USAA launches voice command mobile banking

Members can speak to the app to handle banking transactions

SAN ANTONIO – USAA members can now ask their iPhone how much they spent on groceries last month or tell it to pay the mortgage on Thursday.

It's all done through voice commands that the financial institution's new software not only can hear and understand, but act upon.

USAA has embedded Nuance's voice recognition service known as Nina into its iPhone app for mobile banking.

"In the past, we always sort of waited for our members to call us or log on to the website. Now, we can be with them," said Neff Hudson, USAA's assistant vice president of emerging channels.

"What this voice assistant does is it allows you to just ask a question and go right to what you're trying to accomplish," Hudson said.

Members simply log on to their USAA account and press the voice button to activate the assistant.  Users can use it to transfer funds, check stocks, file an auto claim and pay bills, among  other functions.

Demonstrating the voice assistant, Hudson instructed it to pay a bill.

The voice responded within seconds, "What date would you like to pay that bill?"

"Next Thursday," Hudson said. "I'll pay $200 from checking on May 9, 2013. Okay."

Once Hudson gave the okay, it was done.

USAA launched the feature to make mobile banking more convenient, especially for disabled members and military members who are deployed and rely on mobile banking, according to Hudson.

It is cool. But is it secure?

"If someone gets a hold of  your phone and figures out your four-digit PIN, that's sort of like handing  your ATM card and PIN to somebody," Hudson said.  "We always tell our membership to make sure you use screen locks."

Members also must use their USAA PIN to access the app.
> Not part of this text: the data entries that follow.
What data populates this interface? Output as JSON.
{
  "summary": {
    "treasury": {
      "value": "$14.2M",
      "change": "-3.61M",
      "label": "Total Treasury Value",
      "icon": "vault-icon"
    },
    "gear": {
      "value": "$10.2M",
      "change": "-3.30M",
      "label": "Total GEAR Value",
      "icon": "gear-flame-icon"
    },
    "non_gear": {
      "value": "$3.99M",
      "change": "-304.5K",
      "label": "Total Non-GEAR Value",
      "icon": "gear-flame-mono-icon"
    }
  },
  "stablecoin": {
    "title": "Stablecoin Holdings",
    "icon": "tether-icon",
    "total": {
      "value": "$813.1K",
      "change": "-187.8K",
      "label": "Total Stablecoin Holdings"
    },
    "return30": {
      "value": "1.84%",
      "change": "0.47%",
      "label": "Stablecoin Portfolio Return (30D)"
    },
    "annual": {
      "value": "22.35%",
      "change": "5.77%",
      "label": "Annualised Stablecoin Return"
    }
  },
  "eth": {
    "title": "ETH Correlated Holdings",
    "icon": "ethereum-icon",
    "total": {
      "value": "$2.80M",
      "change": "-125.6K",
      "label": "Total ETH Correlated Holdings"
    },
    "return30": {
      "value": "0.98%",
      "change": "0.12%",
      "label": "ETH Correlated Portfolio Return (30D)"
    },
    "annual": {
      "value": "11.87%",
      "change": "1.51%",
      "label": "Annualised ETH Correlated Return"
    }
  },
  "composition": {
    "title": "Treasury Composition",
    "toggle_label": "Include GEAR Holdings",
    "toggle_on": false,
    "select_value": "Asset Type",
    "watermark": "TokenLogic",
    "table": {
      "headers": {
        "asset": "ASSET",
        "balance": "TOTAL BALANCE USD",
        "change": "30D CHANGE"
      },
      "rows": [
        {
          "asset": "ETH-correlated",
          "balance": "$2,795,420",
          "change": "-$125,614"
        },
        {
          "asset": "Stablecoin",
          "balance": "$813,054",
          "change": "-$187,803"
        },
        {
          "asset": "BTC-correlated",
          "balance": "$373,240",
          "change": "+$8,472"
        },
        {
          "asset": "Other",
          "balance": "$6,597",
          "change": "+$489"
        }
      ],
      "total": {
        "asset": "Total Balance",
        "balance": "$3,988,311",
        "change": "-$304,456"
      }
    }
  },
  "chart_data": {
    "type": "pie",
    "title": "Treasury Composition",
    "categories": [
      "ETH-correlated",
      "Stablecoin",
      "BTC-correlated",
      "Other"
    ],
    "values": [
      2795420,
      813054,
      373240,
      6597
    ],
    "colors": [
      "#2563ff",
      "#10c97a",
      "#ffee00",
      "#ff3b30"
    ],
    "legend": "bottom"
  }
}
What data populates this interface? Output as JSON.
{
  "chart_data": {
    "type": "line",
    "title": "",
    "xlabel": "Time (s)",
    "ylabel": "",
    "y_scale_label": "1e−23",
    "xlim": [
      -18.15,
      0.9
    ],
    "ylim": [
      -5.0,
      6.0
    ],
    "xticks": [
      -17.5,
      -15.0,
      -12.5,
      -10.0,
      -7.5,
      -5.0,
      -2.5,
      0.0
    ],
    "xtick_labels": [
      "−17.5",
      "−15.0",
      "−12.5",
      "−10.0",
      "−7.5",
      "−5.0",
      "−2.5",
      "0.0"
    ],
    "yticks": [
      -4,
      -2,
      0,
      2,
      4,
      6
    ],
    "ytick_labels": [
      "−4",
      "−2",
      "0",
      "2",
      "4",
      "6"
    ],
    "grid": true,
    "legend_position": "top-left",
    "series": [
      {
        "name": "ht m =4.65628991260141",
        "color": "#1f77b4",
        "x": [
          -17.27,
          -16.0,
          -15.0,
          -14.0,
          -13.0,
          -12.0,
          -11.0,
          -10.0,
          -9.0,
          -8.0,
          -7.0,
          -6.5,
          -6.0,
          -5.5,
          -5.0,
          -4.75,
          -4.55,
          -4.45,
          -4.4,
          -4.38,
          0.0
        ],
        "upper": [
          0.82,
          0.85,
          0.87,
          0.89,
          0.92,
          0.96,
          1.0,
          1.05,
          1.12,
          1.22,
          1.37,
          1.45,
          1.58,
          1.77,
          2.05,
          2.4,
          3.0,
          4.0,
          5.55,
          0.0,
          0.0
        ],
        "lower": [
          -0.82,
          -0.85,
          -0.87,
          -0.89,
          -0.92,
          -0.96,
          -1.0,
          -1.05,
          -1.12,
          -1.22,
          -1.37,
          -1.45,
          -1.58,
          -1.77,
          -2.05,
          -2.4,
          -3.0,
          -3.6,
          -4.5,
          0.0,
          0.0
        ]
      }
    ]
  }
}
Further, Hudson said the financial institution's fraud and security people would catch suspicious activity and freeze of shut down the account.

Down the road, biometrics could be used to identify the rightful user.

"Right now, we're experimenting with biometrics," Hudson said. "It could be  your voice, it could be your facial scan, your thumbprint, even the way your tap on a keyboard," he said.

The voice feature should be available to Android users later in the year.